Outra dinâmica bem repercutida foi o desenhando o relógio da vida, consistiu na distribuição de folhas A4 aos participantes dos quais todos desenharam sobre a folha uma figura em formato de relógio, deixando espaço pra escrever. Cada participante então marcaram encontro as 8:00h; 10:00h; 14:00h; 16:00h e 19:00h. Depois de concluído esta etapa o facilitador atuou como mediador dos encontros, contemplando em cada deste dois educandos. Nos encontros foram discutidos os temas: educação o que é e para que serve?, Futuro: como estou construindo?, Como participo da vida em sociedade?, Quais são as minhas referências?, Políticas e políticos?.

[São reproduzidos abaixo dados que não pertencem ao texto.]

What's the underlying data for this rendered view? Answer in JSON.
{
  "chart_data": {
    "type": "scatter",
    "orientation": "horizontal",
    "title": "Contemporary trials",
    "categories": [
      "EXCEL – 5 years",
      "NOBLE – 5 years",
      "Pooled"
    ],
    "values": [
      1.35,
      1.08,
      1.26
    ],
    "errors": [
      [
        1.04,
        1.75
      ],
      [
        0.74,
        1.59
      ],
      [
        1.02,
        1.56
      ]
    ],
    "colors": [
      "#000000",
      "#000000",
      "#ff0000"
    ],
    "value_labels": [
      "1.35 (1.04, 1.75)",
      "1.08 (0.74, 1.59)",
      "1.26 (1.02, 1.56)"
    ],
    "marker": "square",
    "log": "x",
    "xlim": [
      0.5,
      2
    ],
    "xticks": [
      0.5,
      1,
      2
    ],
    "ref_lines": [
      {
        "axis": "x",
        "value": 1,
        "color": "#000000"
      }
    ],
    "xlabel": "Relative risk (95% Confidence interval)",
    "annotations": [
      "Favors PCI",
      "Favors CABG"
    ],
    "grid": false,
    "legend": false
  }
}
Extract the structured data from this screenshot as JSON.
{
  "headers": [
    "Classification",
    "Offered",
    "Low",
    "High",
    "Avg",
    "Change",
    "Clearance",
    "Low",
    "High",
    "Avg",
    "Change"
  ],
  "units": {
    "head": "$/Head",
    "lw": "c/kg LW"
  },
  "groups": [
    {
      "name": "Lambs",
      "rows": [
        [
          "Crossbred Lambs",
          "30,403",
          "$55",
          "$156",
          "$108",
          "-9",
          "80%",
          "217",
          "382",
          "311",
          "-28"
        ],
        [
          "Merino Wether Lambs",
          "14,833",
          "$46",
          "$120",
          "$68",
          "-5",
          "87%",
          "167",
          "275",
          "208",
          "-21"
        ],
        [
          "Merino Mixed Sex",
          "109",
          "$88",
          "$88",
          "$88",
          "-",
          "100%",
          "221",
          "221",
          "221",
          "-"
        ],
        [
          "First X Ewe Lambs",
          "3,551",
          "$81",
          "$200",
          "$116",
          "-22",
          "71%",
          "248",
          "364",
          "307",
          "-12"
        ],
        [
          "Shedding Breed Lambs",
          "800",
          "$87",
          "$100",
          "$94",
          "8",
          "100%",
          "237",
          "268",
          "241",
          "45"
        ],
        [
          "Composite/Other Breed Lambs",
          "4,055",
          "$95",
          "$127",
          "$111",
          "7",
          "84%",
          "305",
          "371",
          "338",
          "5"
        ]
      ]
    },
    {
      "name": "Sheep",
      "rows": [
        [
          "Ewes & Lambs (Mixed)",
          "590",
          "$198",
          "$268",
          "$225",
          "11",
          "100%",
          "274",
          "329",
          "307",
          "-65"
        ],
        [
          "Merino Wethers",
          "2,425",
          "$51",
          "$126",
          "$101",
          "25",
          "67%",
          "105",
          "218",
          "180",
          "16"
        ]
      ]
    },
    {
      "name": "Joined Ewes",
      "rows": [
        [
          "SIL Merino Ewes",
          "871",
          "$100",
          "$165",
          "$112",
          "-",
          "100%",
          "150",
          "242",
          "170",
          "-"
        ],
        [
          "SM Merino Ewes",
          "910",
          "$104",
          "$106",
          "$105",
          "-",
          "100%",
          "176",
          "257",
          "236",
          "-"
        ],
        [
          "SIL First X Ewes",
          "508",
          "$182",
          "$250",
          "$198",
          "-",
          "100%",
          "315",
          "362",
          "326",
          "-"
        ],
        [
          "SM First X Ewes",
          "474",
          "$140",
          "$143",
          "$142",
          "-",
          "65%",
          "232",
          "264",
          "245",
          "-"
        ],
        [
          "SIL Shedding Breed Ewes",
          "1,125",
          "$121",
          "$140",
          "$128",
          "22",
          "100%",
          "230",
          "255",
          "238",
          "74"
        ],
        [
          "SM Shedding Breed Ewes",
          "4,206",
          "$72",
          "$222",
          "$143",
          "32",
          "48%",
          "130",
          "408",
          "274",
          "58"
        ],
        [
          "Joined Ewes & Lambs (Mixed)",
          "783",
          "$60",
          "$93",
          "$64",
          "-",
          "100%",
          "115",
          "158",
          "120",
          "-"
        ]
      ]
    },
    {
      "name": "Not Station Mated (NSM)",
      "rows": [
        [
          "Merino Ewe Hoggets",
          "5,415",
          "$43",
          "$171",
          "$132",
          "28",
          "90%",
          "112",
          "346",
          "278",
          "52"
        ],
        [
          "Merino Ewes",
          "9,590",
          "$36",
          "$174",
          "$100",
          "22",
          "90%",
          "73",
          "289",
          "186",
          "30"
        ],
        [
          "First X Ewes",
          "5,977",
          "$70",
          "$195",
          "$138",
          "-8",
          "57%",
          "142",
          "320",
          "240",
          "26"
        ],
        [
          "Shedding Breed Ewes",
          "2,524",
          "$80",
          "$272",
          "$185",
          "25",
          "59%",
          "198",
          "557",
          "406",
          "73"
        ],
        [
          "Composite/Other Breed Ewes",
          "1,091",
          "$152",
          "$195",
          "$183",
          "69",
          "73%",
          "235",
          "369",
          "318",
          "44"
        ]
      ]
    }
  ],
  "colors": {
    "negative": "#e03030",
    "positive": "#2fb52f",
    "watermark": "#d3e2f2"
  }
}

Dentro do que foi discutido e refletido nos depoimentos dos jovens, pode – se notar um ativismo atuante por parte da juventude, sendo essa atuação de forma organizada e estruturada, representado por grupos e sindicatos. Percebe- se também que a atuação dos jovens é uma consequência de experiências familiar de cada um, sendo essa experiência de participação repassada ao longo do tempo. Como citado abaixo.

‘’A participação dentro da minha comunidade é algo que foi transmitido dos meus pais, eu apenas sigo o exemplo deles de atuação, sempre em busca de melhorias a nível social. “É uma participação atuante e que vem sendo transmitida ao longo do tempo.” (Miriam – comunidade Santa Cruz).

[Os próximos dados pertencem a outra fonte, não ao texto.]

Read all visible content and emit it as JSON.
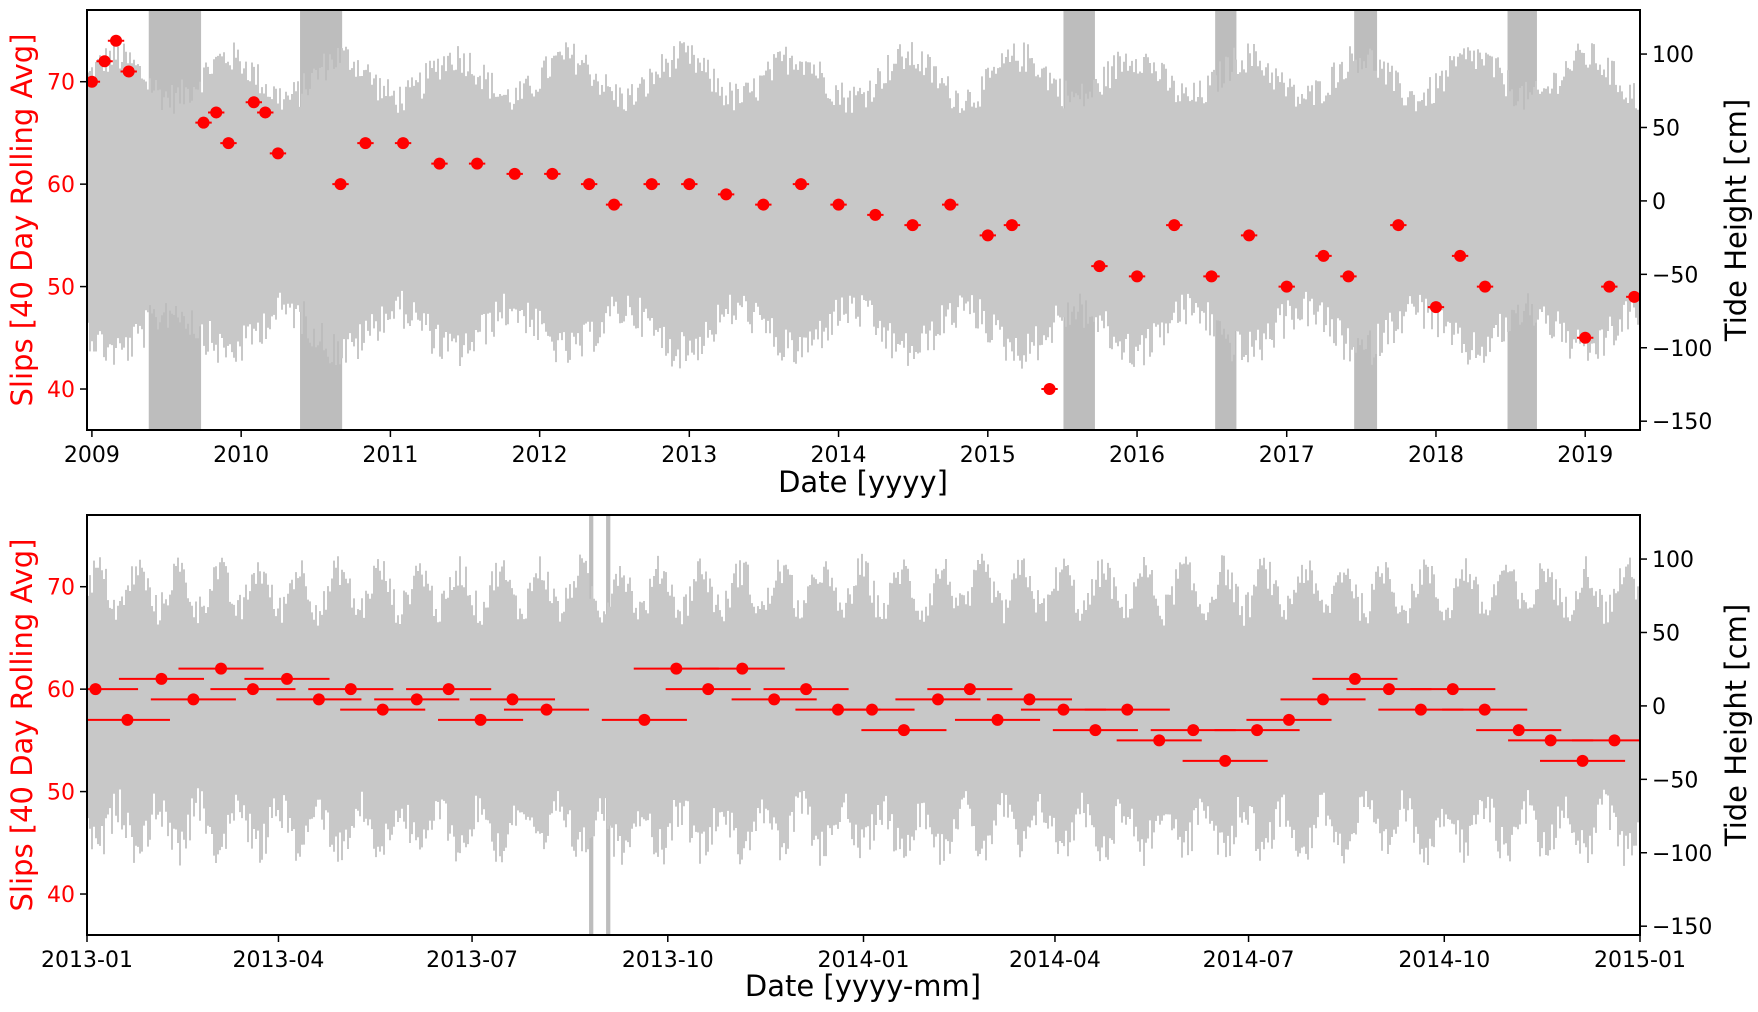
{
  "chart_data": [
    {
      "type": "scatter",
      "xlabel": "Date [yyyy]",
      "ylabel_left": "Slips [40 Day Rolling Avg]",
      "ylabel_right": "Tide Height [cm]",
      "x_range": [
        "2008-12-20",
        "2019-05-15"
      ],
      "y_left_range": [
        36,
        77
      ],
      "y_right_range": [
        -156,
        130
      ],
      "x_ticks": [
        "2009",
        "2010",
        "2011",
        "2012",
        "2013",
        "2014",
        "2015",
        "2016",
        "2017",
        "2018",
        "2019"
      ],
      "y_left_ticks": [
        40,
        50,
        60,
        70
      ],
      "y_right_ticks": [
        -150,
        -100,
        -50,
        0,
        50,
        100
      ],
      "tide_band": {
        "typical_low": -85,
        "typical_high": 85
      },
      "gap_periods": [
        [
          "2009-05-20",
          "2009-09-25"
        ],
        [
          "2010-05-25",
          "2010-09-05"
        ],
        [
          "2015-07-05",
          "2015-09-20"
        ],
        [
          "2016-07-10",
          "2016-08-31"
        ],
        [
          "2017-06-15",
          "2017-08-10"
        ],
        [
          "2018-06-25",
          "2018-09-05"
        ]
      ],
      "series": [
        {
          "values": [
            {
              "x": "2009-01",
              "y": 70
            },
            {
              "x": "2009-02",
              "y": 72
            },
            {
              "x": "2009-03",
              "y": 74
            },
            {
              "x": "2009-04",
              "y": 71
            },
            {
              "x": "2009-10",
              "y": 66
            },
            {
              "x": "2009-11",
              "y": 67
            },
            {
              "x": "2009-12",
              "y": 64
            },
            {
              "x": "2010-02",
              "y": 68
            },
            {
              "x": "2010-03",
              "y": 67
            },
            {
              "x": "2010-04",
              "y": 63
            },
            {
              "x": "2010-09",
              "y": 60
            },
            {
              "x": "2010-11",
              "y": 64
            },
            {
              "x": "2011-02",
              "y": 64
            },
            {
              "x": "2011-05",
              "y": 62
            },
            {
              "x": "2011-08",
              "y": 62
            },
            {
              "x": "2011-11",
              "y": 61
            },
            {
              "x": "2012-02",
              "y": 61
            },
            {
              "x": "2012-05",
              "y": 60
            },
            {
              "x": "2012-07",
              "y": 58
            },
            {
              "x": "2012-10",
              "y": 60
            },
            {
              "x": "2013-01",
              "y": 60
            },
            {
              "x": "2013-04",
              "y": 59
            },
            {
              "x": "2013-07",
              "y": 58
            },
            {
              "x": "2013-10",
              "y": 60
            },
            {
              "x": "2014-01",
              "y": 58
            },
            {
              "x": "2014-04",
              "y": 57
            },
            {
              "x": "2014-07",
              "y": 56
            },
            {
              "x": "2014-10",
              "y": 58
            },
            {
              "x": "2015-01",
              "y": 55
            },
            {
              "x": "2015-03",
              "y": 56
            },
            {
              "x": "2015-06",
              "y": 40
            },
            {
              "x": "2015-10",
              "y": 52
            },
            {
              "x": "2016-01",
              "y": 51
            },
            {
              "x": "2016-04",
              "y": 56
            },
            {
              "x": "2016-07",
              "y": 51
            },
            {
              "x": "2016-10",
              "y": 55
            },
            {
              "x": "2017-01",
              "y": 50
            },
            {
              "x": "2017-04",
              "y": 53
            },
            {
              "x": "2017-06",
              "y": 51
            },
            {
              "x": "2017-10",
              "y": 56
            },
            {
              "x": "2018-01",
              "y": 48
            },
            {
              "x": "2018-03",
              "y": 53
            },
            {
              "x": "2018-05",
              "y": 50
            },
            {
              "x": "2019-01",
              "y": 45
            },
            {
              "x": "2019-03",
              "y": 50
            },
            {
              "x": "2019-05",
              "y": 49
            }
          ]
        }
      ]
    },
    {
      "type": "scatter",
      "xlabel": "Date [yyyy-mm]",
      "ylabel_left": "Slips [40 Day Rolling Avg]",
      "ylabel_right": "Tide Height [cm]",
      "x_range": [
        "2013-01-01",
        "2015-01-01"
      ],
      "y_left_range": [
        36,
        77
      ],
      "y_right_range": [
        -156,
        130
      ],
      "x_ticks": [
        "2013-01",
        "2013-04",
        "2013-07",
        "2013-10",
        "2014-01",
        "2014-04",
        "2014-07",
        "2014-10",
        "2015-01"
      ],
      "y_left_ticks": [
        40,
        50,
        60,
        70
      ],
      "y_right_ticks": [
        -150,
        -100,
        -50,
        0,
        50,
        100
      ],
      "tide_band": {
        "typical_low": -80,
        "typical_high": 80
      },
      "gap_periods": [
        [
          "2013-08-25",
          "2013-08-27"
        ],
        [
          "2013-09-02",
          "2013-09-04"
        ]
      ],
      "series": [
        {
          "values": [
            {
              "x": "2013-01-05",
              "y": 60
            },
            {
              "x": "2013-01-20",
              "y": 57
            },
            {
              "x": "2013-02-05",
              "y": 61
            },
            {
              "x": "2013-02-20",
              "y": 59
            },
            {
              "x": "2013-03-05",
              "y": 62
            },
            {
              "x": "2013-03-20",
              "y": 60
            },
            {
              "x": "2013-04-05",
              "y": 61
            },
            {
              "x": "2013-04-20",
              "y": 59
            },
            {
              "x": "2013-05-05",
              "y": 60
            },
            {
              "x": "2013-05-20",
              "y": 58
            },
            {
              "x": "2013-06-05",
              "y": 59
            },
            {
              "x": "2013-06-20",
              "y": 60
            },
            {
              "x": "2013-07-05",
              "y": 57
            },
            {
              "x": "2013-07-20",
              "y": 59
            },
            {
              "x": "2013-08-05",
              "y": 58
            },
            {
              "x": "2013-09-20",
              "y": 57
            },
            {
              "x": "2013-10-05",
              "y": 62
            },
            {
              "x": "2013-10-20",
              "y": 60
            },
            {
              "x": "2013-11-05",
              "y": 62
            },
            {
              "x": "2013-11-20",
              "y": 59
            },
            {
              "x": "2013-12-05",
              "y": 60
            },
            {
              "x": "2013-12-20",
              "y": 58
            },
            {
              "x": "2014-01-05",
              "y": 58
            },
            {
              "x": "2014-01-20",
              "y": 56
            },
            {
              "x": "2014-02-05",
              "y": 59
            },
            {
              "x": "2014-02-20",
              "y": 60
            },
            {
              "x": "2014-03-05",
              "y": 57
            },
            {
              "x": "2014-03-20",
              "y": 59
            },
            {
              "x": "2014-04-05",
              "y": 58
            },
            {
              "x": "2014-04-20",
              "y": 56
            },
            {
              "x": "2014-05-05",
              "y": 58
            },
            {
              "x": "2014-05-20",
              "y": 55
            },
            {
              "x": "2014-06-05",
              "y": 56
            },
            {
              "x": "2014-06-20",
              "y": 53
            },
            {
              "x": "2014-07-05",
              "y": 56
            },
            {
              "x": "2014-07-20",
              "y": 57
            },
            {
              "x": "2014-08-05",
              "y": 59
            },
            {
              "x": "2014-08-20",
              "y": 61
            },
            {
              "x": "2014-09-05",
              "y": 60
            },
            {
              "x": "2014-09-20",
              "y": 58
            },
            {
              "x": "2014-10-05",
              "y": 60
            },
            {
              "x": "2014-10-20",
              "y": 58
            },
            {
              "x": "2014-11-05",
              "y": 56
            },
            {
              "x": "2014-11-20",
              "y": 55
            },
            {
              "x": "2014-12-05",
              "y": 53
            },
            {
              "x": "2014-12-20",
              "y": 55
            }
          ]
        }
      ]
    }
  ]
}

Trabalhar com o grupo a percepção ambiental e leitura de paisagem utilizando metodologias participativas e ferramentas utilizadas em apoio à pesquisa participativa. Nesta foi utilizado o mapa biorregional trazendo os elementos que contam a história local.

“Síntese da assessoria: A proposta de construção de mapas biorregionais é um método proposto por Aberley et al., (1999), onde os elementos cartográficos, relevos, recursos hídricos funcionam como elementos base para caracterização de determinado espaço geográfico. O mapa pode ser representado e característico de dimensões das mais diferentes ordens. No trabalho com os jovens educandos, foram discutidos os elementos paisagístico, econômicos, sociais e recursos hídricos. O mapa foi construído a partir de uma projeção da cidade de Apodi com auxilio de desenhos e imagens ícones e informações sobre a história do município”.

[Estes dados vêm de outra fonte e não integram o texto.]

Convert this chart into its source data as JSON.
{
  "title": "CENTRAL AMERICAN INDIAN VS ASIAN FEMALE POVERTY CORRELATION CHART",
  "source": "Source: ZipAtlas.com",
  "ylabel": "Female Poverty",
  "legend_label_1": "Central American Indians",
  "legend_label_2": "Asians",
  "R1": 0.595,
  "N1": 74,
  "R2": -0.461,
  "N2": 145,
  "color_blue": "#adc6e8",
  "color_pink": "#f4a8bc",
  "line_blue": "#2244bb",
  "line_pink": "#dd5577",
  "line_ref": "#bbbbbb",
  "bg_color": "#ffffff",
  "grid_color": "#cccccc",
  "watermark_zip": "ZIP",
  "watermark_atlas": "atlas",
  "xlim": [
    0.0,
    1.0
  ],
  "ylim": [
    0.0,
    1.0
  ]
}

O desfio que se põe em questão para os alunos é fazer acontecer a transposição do conhecimento universal para sua regionalidade, realidade, ou seja, é um trabalho que constrói um “olhar glocalizado”, no dizer de Pontes Neto (2006).

 

Considerações

 

No processo de discussão da conscientização agroecológica, o entendimento do comportamento e funcionamento dos saberes sócio-político-cultural local pelos educandos é de extrema importância como proposta inicial de situação do individuo no meio o qual se insere.

Esse avanço na forma de pensar é condição fundamental para a efetivação de uma agricultura de base ecológica, refletindo numa ruptura de paradigmas evidenciados pelo modelo de agricultura desenvolvido através de pacotes tecnológicos que em nada valorizam o saber local e que apenas expropriam o conhecimento das populações campesinas.

 

Literatura citada

 

BRAGA, O. R. Educação e convivência com o semi-árido: introdução aos fundamentos do trabalho político-educativo no semi-árido Brasileiro. In: Educação no contexto do Semi- árido. KÜSTER; MATTOS (Org). Juazeiro-BA: Fundação Konrad Adenauer: Selo Editorial da RESAB, 2007, p.27-46.

FARIAS, A.E.M. Educação contextualizada e a convivência com o semi-árido no assentamento acauã - PB. 100f. 2009. Dissertação (Mestrado em História), Universidade Federal da Paraíba, Centro de Ciências Humanas, Letras e Artes, João Pessoa-PB, 2009.

GLIESSMAN, S.R. Agroecologia: Processos ecológicos em agricultura sustentável. 3ª. Ed. Porto Alegre. Editora da UFRGS, 2008.

PONTES NETO, J.A.S. Teoria da aprendizagem significativa de David Ausubel: perguntas e respostas. In: Dossiê do I Encontro Nacional de Aprendizagem Significativa.  Série Estudos, UCDB, Campo Grande, n.21, p.117-130, 2006.